Rien de tout cela ne se produit sans le passage à la 5G. Elle est essentielle à l’économie de demain, à la productivité et à la compétitivité futures. En février, le président américain Donald Trump a d’ailleurs tweeté: «Je veux la technologie 5G, et même 6G, aux États-Unis dès que possible».

Rien d’étonnant à ce que des tensions surgissent et que cela commence à faire la une des journaux.

Confidentialité et sécurité

La sécurité est la question qui se cache derrière ces gros titres. En plus de demander l’arrestation de Meng Wanzhou au Canada, les États-Unis ont interdit à leurs agences gouvernementales d’acheter de l’équipement Huawei et ont exhorté leurs partenaires de «Five Eyes» (traité de coopération des services de renseignement de l’Australie, du Canada, de la Nouvelle-Zélande, du Royaume-Uni et des États-Unis) et l’Union Européenne à envisager de faire de même, apparemment parce que les autorités chinoises pourraient obliger la société à partager les données routées par ses équipements.

Mais la sécurité est-elle le vrai problème? Il est difficile de comprendre pourquoi les mêmes préoccupations ne s’appliquent pas aux concurrents internationaux de Huawei, Nokia et Ericsson. Après tout, ces entreprises sont fortement incitées à maintenir leur accès à la Chine, où les réseaux 5G à fort potentiel de croissance devraient être opérationnels dès l’année prochaine.
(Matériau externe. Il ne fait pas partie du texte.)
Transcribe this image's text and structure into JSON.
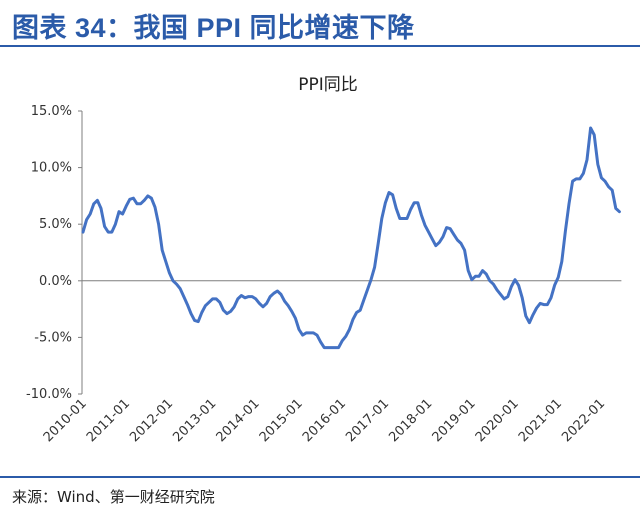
{
  "header": {
    "title": "图表 34：我国 PPI 同比增速下降"
  },
  "footer": {
    "source": "来源：Wind、第一财经研究院"
  },
  "colors": {
    "accent": "#2b5ba9",
    "series": "#4472c4"
  },
  "chart_data": {
    "type": "line",
    "title": "PPI同比",
    "xlabel": "",
    "ylabel": "",
    "ylim": [
      -10,
      15
    ],
    "y_ticks": [
      "15.0%",
      "10.0%",
      "5.0%",
      "0.0%",
      "-5.0%",
      "-10.0%"
    ],
    "y_tick_values": [
      15,
      10,
      5,
      0,
      -5,
      -10
    ],
    "x_ticks": [
      "2010-01",
      "2011-01",
      "2012-01",
      "2013-01",
      "2014-01",
      "2015-01",
      "2016-01",
      "2017-01",
      "2018-01",
      "2019-01",
      "2020-01",
      "2021-01",
      "2022-01"
    ],
    "x_tick_index": [
      0,
      12,
      24,
      36,
      48,
      60,
      72,
      84,
      96,
      108,
      120,
      132,
      144
    ],
    "grid": false,
    "series": [
      {
        "name": "PPI同比",
        "start": "2010-01",
        "values": [
          4.3,
          5.4,
          5.9,
          6.8,
          7.1,
          6.4,
          4.8,
          4.3,
          4.3,
          5.0,
          6.1,
          5.9,
          6.6,
          7.2,
          7.3,
          6.8,
          6.8,
          7.1,
          7.5,
          7.3,
          6.5,
          5.0,
          2.7,
          1.7,
          0.7,
          0.0,
          -0.3,
          -0.7,
          -1.4,
          -2.1,
          -2.9,
          -3.5,
          -3.6,
          -2.8,
          -2.2,
          -1.9,
          -1.6,
          -1.6,
          -1.9,
          -2.6,
          -2.9,
          -2.7,
          -2.3,
          -1.6,
          -1.3,
          -1.5,
          -1.4,
          -1.4,
          -1.6,
          -2.0,
          -2.3,
          -2.0,
          -1.4,
          -1.1,
          -0.9,
          -1.2,
          -1.8,
          -2.2,
          -2.7,
          -3.3,
          -4.3,
          -4.8,
          -4.6,
          -4.6,
          -4.6,
          -4.8,
          -5.4,
          -5.9,
          -5.9,
          -5.9,
          -5.9,
          -5.9,
          -5.3,
          -4.9,
          -4.3,
          -3.4,
          -2.8,
          -2.6,
          -1.7,
          -0.8,
          0.1,
          1.2,
          3.3,
          5.5,
          6.9,
          7.8,
          7.6,
          6.4,
          5.5,
          5.5,
          5.5,
          6.3,
          6.9,
          6.9,
          5.8,
          4.9,
          4.3,
          3.7,
          3.1,
          3.4,
          3.9,
          4.7,
          4.6,
          4.1,
          3.6,
          3.3,
          2.7,
          0.9,
          0.1,
          0.4,
          0.4,
          0.9,
          0.6,
          0.0,
          -0.3,
          -0.8,
          -1.2,
          -1.6,
          -1.4,
          -0.5,
          0.1,
          -0.4,
          -1.5,
          -3.1,
          -3.7,
          -3.0,
          -2.4,
          -2.0,
          -2.1,
          -2.1,
          -1.5,
          -0.4,
          0.3,
          1.7,
          4.4,
          6.8,
          8.8,
          9.0,
          9.0,
          9.5,
          10.7,
          13.5,
          12.9,
          10.3,
          9.1,
          8.8,
          8.3,
          8.0,
          6.4,
          6.1
        ]
      }
    ]
  }
}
Cela pourrait donner à la Chine un effet de levier, si elle en a besoin.

En fin de compte, nous pensons que ce qui se passe à l’heure actuelle est davantage lié à la concurrence économique, en particulier au fait qu’il faut laisser du temps aux entreprises de télécommunications américaines qui accusent un retard important pour rattraper Huawei.

Cela semble être le point de vue officiel au Royaume-Uni et en Allemagne également. Après avoir initialement envisagé l’interdiction de Huawei, les deux pays se sont plutôt dirigés, au cours des dernières semaines, vers un plafonnement de l’équipement Huawei ou vers des accords bilatéraux de «non espionnage» avec la Chine pour ne pas entraver leur déploiement 5G.
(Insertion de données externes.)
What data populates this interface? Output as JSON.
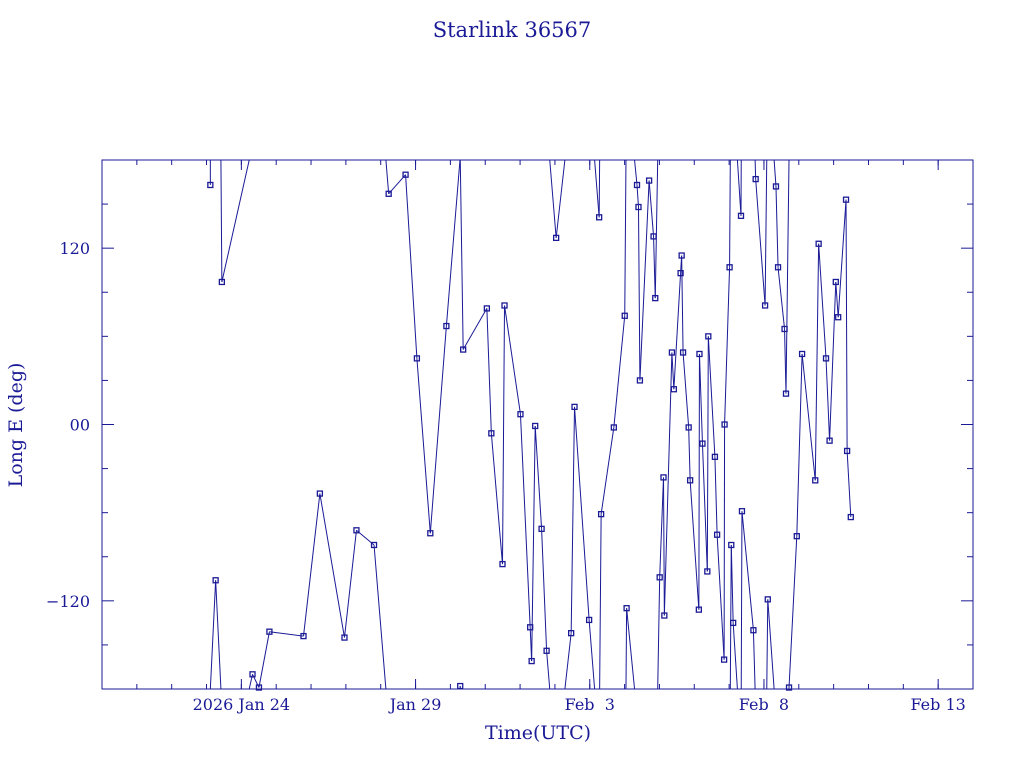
{
  "chart_data": {
    "type": "line",
    "title": "Starlink 36567",
    "xlabel": "Time(UTC)",
    "ylabel": "Long E (deg)",
    "xlim": [
      "2026-01-20T00:00",
      "2026-02-14T00:00"
    ],
    "ylim": [
      -180,
      180
    ],
    "x_ticks": [
      {
        "label": "2026 Jan 24",
        "value": "2026-01-24T00:00"
      },
      {
        "label": "Jan 29",
        "value": "2026-01-29T00:00"
      },
      {
        "label": "Feb  3",
        "value": "2026-02-03T00:00"
      },
      {
        "label": "Feb  8",
        "value": "2026-02-08T00:00"
      },
      {
        "label": "Feb 13",
        "value": "2026-02-13T00:00"
      }
    ],
    "y_ticks": [
      {
        "label": "120",
        "value": 120
      },
      {
        "label": "00",
        "value": 0
      },
      {
        "label": "−120",
        "value": -120
      }
    ],
    "wrap": [
      -180,
      180
    ],
    "series": [
      {
        "points": [
          [
            "2026-01-23T02:38",
            163
          ],
          [
            "2026-01-23T02:38",
            -180
          ],
          [
            "2026-01-23T06:17",
            -106
          ],
          [
            "2026-01-23T09:55",
            180
          ],
          [
            "2026-01-23T10:34",
            97
          ],
          [
            "2026-01-24T07:41",
            -170
          ],
          [
            "2026-01-24T12:07",
            -179
          ],
          [
            "2026-01-24T19:20",
            -141
          ],
          [
            "2026-01-25T18:48",
            -144
          ],
          [
            "2026-01-26T06:05",
            -47
          ],
          [
            "2026-01-26T23:02",
            -145
          ],
          [
            "2026-01-27T07:17",
            -72
          ],
          [
            "2026-01-27T19:24",
            -82
          ],
          [
            "2026-01-28T05:29",
            157
          ],
          [
            "2026-01-28T17:07",
            170
          ],
          [
            "2026-01-29T00:55",
            45
          ],
          [
            "2026-01-29T10:10",
            -74
          ],
          [
            "2026-01-29T21:14",
            67
          ],
          [
            "2026-01-30T06:46",
            -178
          ],
          [
            "2026-01-30T08:48",
            51
          ],
          [
            "2026-01-31T01:07",
            79
          ],
          [
            "2026-01-31T04:12",
            -6
          ],
          [
            "2026-01-31T11:53",
            -95
          ],
          [
            "2026-01-31T13:17",
            81
          ],
          [
            "2026-02-01T00:16",
            7
          ],
          [
            "2026-02-01T06:57",
            -138
          ],
          [
            "2026-02-01T07:58",
            -161
          ],
          [
            "2026-02-01T10:25",
            -1
          ],
          [
            "2026-02-01T14:49",
            -71
          ],
          [
            "2026-02-01T18:16",
            -154
          ],
          [
            "2026-02-02T00:51",
            127
          ],
          [
            "2026-02-02T11:11",
            -142
          ],
          [
            "2026-02-02T13:30",
            12
          ],
          [
            "2026-02-02T23:34",
            -133
          ],
          [
            "2026-02-03T06:28",
            141
          ],
          [
            "2026-02-03T07:50",
            -61
          ],
          [
            "2026-02-03T16:35",
            -2
          ],
          [
            "2026-02-04T00:06",
            74
          ],
          [
            "2026-02-04T01:23",
            -125
          ],
          [
            "2026-02-04T08:33",
            163
          ],
          [
            "2026-02-04T09:34",
            148
          ],
          [
            "2026-02-04T10:33",
            30
          ],
          [
            "2026-02-04T16:53",
            166
          ],
          [
            "2026-02-04T19:57",
            128
          ],
          [
            "2026-02-04T21:07",
            86
          ],
          [
            "2026-02-05T00:10",
            -104
          ],
          [
            "2026-02-05T02:48",
            -36
          ],
          [
            "2026-02-05T03:23",
            -130
          ],
          [
            "2026-02-05T08:35",
            49
          ],
          [
            "2026-02-05T09:56",
            24
          ],
          [
            "2026-02-05T14:34",
            103
          ],
          [
            "2026-02-05T15:18",
            115
          ],
          [
            "2026-02-05T16:17",
            49
          ],
          [
            "2026-02-05T20:08",
            -2
          ],
          [
            "2026-02-05T21:09",
            -38
          ],
          [
            "2026-02-06T03:09",
            -126
          ],
          [
            "2026-02-06T03:34",
            48
          ],
          [
            "2026-02-06T05:38",
            -13
          ],
          [
            "2026-02-06T08:59",
            -100
          ],
          [
            "2026-02-06T09:40",
            60
          ],
          [
            "2026-02-06T14:13",
            -22
          ],
          [
            "2026-02-06T15:44",
            -75
          ],
          [
            "2026-02-06T20:33",
            -160
          ],
          [
            "2026-02-06T20:52",
            0
          ],
          [
            "2026-02-07T00:19",
            107
          ],
          [
            "2026-02-07T01:29",
            -82
          ],
          [
            "2026-02-07T02:47",
            -135
          ],
          [
            "2026-02-07T08:11",
            142
          ],
          [
            "2026-02-07T08:51",
            -59
          ],
          [
            "2026-02-07T16:44",
            -140
          ],
          [
            "2026-02-07T18:17",
            167
          ],
          [
            "2026-02-08T00:47",
            81
          ],
          [
            "2026-02-08T02:38",
            -119
          ],
          [
            "2026-02-08T08:17",
            162
          ],
          [
            "2026-02-08T09:42",
            107
          ],
          [
            "2026-02-08T14:11",
            65
          ],
          [
            "2026-02-08T15:11",
            21
          ],
          [
            "2026-02-08T17:16",
            -179
          ],
          [
            "2026-02-08T22:37",
            -76
          ],
          [
            "2026-02-09T02:16",
            48
          ],
          [
            "2026-02-09T11:20",
            -38
          ],
          [
            "2026-02-09T13:40",
            123
          ],
          [
            "2026-02-09T18:45",
            45
          ],
          [
            "2026-02-09T21:12",
            -11
          ],
          [
            "2026-02-10T01:29",
            97
          ],
          [
            "2026-02-10T03:08",
            73
          ],
          [
            "2026-02-10T08:32",
            153
          ],
          [
            "2026-02-10T09:17",
            -18
          ],
          [
            "2026-02-10T11:49",
            -63
          ]
        ]
      }
    ]
  }
}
L’arrivée du thème, et non pas son interruption

L’ensemble de la communauté financière adopte de plus en plus le même point de vue.

Lorsque Meng fut arrêtée en décembre, les actions exposées à la 5G ont été volatiles, et peut être même plus que la volatilité moyenne déjà élevée des marchés. Début mars, alors que le directeur financier de Huawei poursuivait les agents de l’immigration canadiens pour détention arbitraire et que l’entreprise elle-même poursuivait le gouvernement américain pour son interdiction d’acheter ses équipements, bon nombre de ces actions 5G étaient en hausse de 30 à 50% par rapport à leurs plus bas niveaux. Les résultats de ces entreprises commencent à refléter la croissance rapide des commandes en provenance de Chine, de Corée du Sud et du Japon.

Les principaux bénéficiaires ont été des entreprises très proches du cœur de la chaîne de valeur de la 5G, comme les principaux fournisseurs de semi-conducteurs du secteur ou les fournisseurs d’outils de simulation et de logiciels de test pour les réseaux sans fil. Mais nous avons également constaté une appréciation des prix chez quelques fournisseurs dominant sur une technologie moins directement liée à la 5G. Par exemple, les fabricants d’écrans LED en matière organique pliables ou de traqueurs d’identification par radiofréquence, les fournisseurs de logiciels de communication et de messagerie instantanée, et même les sociétés immobilières qui possèdent des antennes de téléphonie mobile et des datacenters.

Je l’ai dit en novembre dernier et je le répète aujourd’hui: vous lirez beaucoup plus d’articles sur Huawei et la 5G dans les mois à venir, et tous ne vous sembleront pas être de «bonnes nouvelles».

Mais, à notre avis, le signal du marché est sans-appel: le flux d’actualité des cinq derniers mois marque l’arrivée réelle d’un thème d’investissement lié à la 5G, et non son interruption.